Traditional Schlage B60N (Grade 1 deadbolt)
- Type: Mechanical deadbolt, no smart functionality
- Price: ~$50
- Buy: Buy on Amazon
Best for: anyone who wants pure security and no batteries to change. A Grade 1 deadbolt with a high-security strike plate, 3-inch screws, and a reinforced frame is, on every dimension except credential management, equal to or better than every smart lock listed above. And it costs a fifth of the price.
The Combination That Works for Most Homeowners
Pick one primary smart lock for the front door — Schlage Encode is the safe default — and keep traditional Grade 1 deadbolts on the back door and garage interior door. The rationale:
- The front door is where convenience matters most (deliveries, family members, guests). Smart functionality earns its keep there.
- The back and side doors are entry points where credential management is rarely the issue. Forced-entry resistance is. A $50 Grade 1 deadbolt with a reinforced frame outperforms a $250 smart lock on that threat at a fraction of the price.
- Single-vendor smart-home stacks have one bad day per year — software updates, account password resets, Wi-Fi outages.
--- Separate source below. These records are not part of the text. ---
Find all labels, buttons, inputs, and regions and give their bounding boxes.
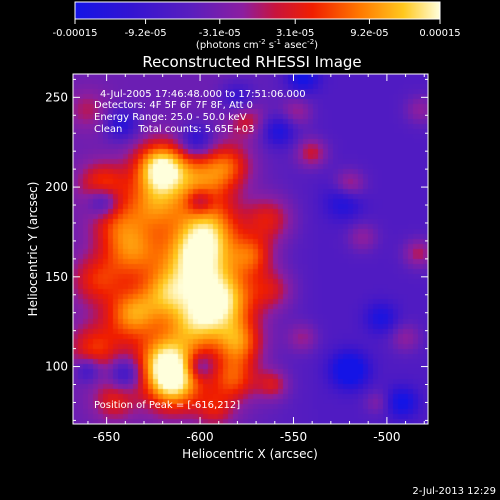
annotation-detectors: Detectors: 4F 5F 6F 7F 8F, Att 0: [94, 100, 253, 111]
y-tick-label: 150: [45, 270, 68, 284]
x-axis: -650 -600 -550 -500: [87, 74, 425, 444]
x-axis-label: Heliocentric X (arcsec): [182, 447, 318, 461]
colorbar-unit: (photons cm-2 s-1 asec-2): [196, 38, 318, 51]
y-tick-label: 100: [45, 360, 68, 374]
x-tick-label: -500: [373, 430, 400, 444]
colorbar-gradient: [75, 2, 440, 19]
y-tick-label: 250: [45, 90, 68, 104]
colorbar-ticks: -0.00015 -9.2e-05 -3.1e-05 3.1e-05 9.2e-05 0.…: [53, 19, 461, 39]
y-tick-label: 200: [45, 180, 68, 194]
plot-frame: [72, 73, 429, 425]
colorbar-frame: [74, 1, 441, 20]
x-tick-label: -550: [280, 430, 307, 444]
colorbar-tick-label: 9.2e-05: [350, 28, 388, 39]
x-tick-label: -650: [93, 430, 120, 444]
colorbar: -0.00015 -9.2e-05 -3.1e-05 3.1e-05 9.2e-05 0.…: [53, 1, 461, 51]
heatmap-image: [73, 74, 428, 424]
y-axis-label: Heliocentric Y (arcsec): [26, 182, 40, 317]
colorbar-tick-label: 0.00015: [419, 28, 460, 39]
x-tick-label: -600: [186, 430, 213, 444]
colorbar-tick-label: -3.1e-05: [199, 28, 241, 39]
colorbar-tick-label: 3.1e-05: [276, 28, 314, 39]
peak-label: Position of Peak = [-616,212]: [94, 400, 240, 411]
annotation-energy: Energy Range: 25.0 - 50.0 keV: [94, 112, 247, 123]
colorbar-tick-label: -9.2e-05: [125, 28, 167, 39]
chart-title: Reconstructed RHESSI Image: [142, 53, 361, 71]
annotation-time: 4-Jul-2005 17:46:48.000 to 17:51:06.000: [100, 89, 306, 100]
colorbar-tick-label: -0.00015: [53, 28, 98, 39]
annotations: 4-Jul-2005 17:46:48.000 to 17:51:06.000 …: [94, 89, 306, 411]
annotation-clean: Clean Total counts: 5.65E+03: [94, 124, 254, 135]
footer-date: 2-Jul-2013 12:29: [412, 486, 496, 497]
y-axis: 100 150 200 250: [45, 78, 428, 421]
You don’t want every entry point on the same vendor’s cloud.
What to Skip
A few categories of “smart lock” worth avoiding:
- No-name smart locks under $100. The cylinder grade is rarely disclosed, the firmware update story is questionable, and the cloud account is hosted somewhere with no documented security practices.
- Locks that require a proprietary hub. Some Z-Wave smart locks are great if you already run Z-Wave. They’re a poor first smart lock if you don’t.
- Fingerprint-only locks. Fingerprint sensors fail in cold weather, with wet fingers, and after a cut on the relevant fingertip. Always combine with a code or key backup.
- Smart locks marketed as “burglar-proof.” No lock is burglar-proof. The marketing language is a tell.
The Honest Recommendation Order
- Reinforce the existing door (door reinforcement guide) — this dominates lock choice.
- If credential management matters (renters, frequent guests, contractors): add a Schlage Encode or August on the front door.
- If credential management doesn’t matter much: skip the smart lock and put the same money into an outdoor camera or window film.
The smart lock industry is mature and the products are good. Just don’t buy one expecting it to make your house dramatically safer than a properly installed deadbolt would. It won’t. What it will do is make your life easier in ways that, if you have those problems, are well worth the price.
This post is for educational purposes. It is not professional security advice. Consult a licensed locksmith or security professional for high-risk situations.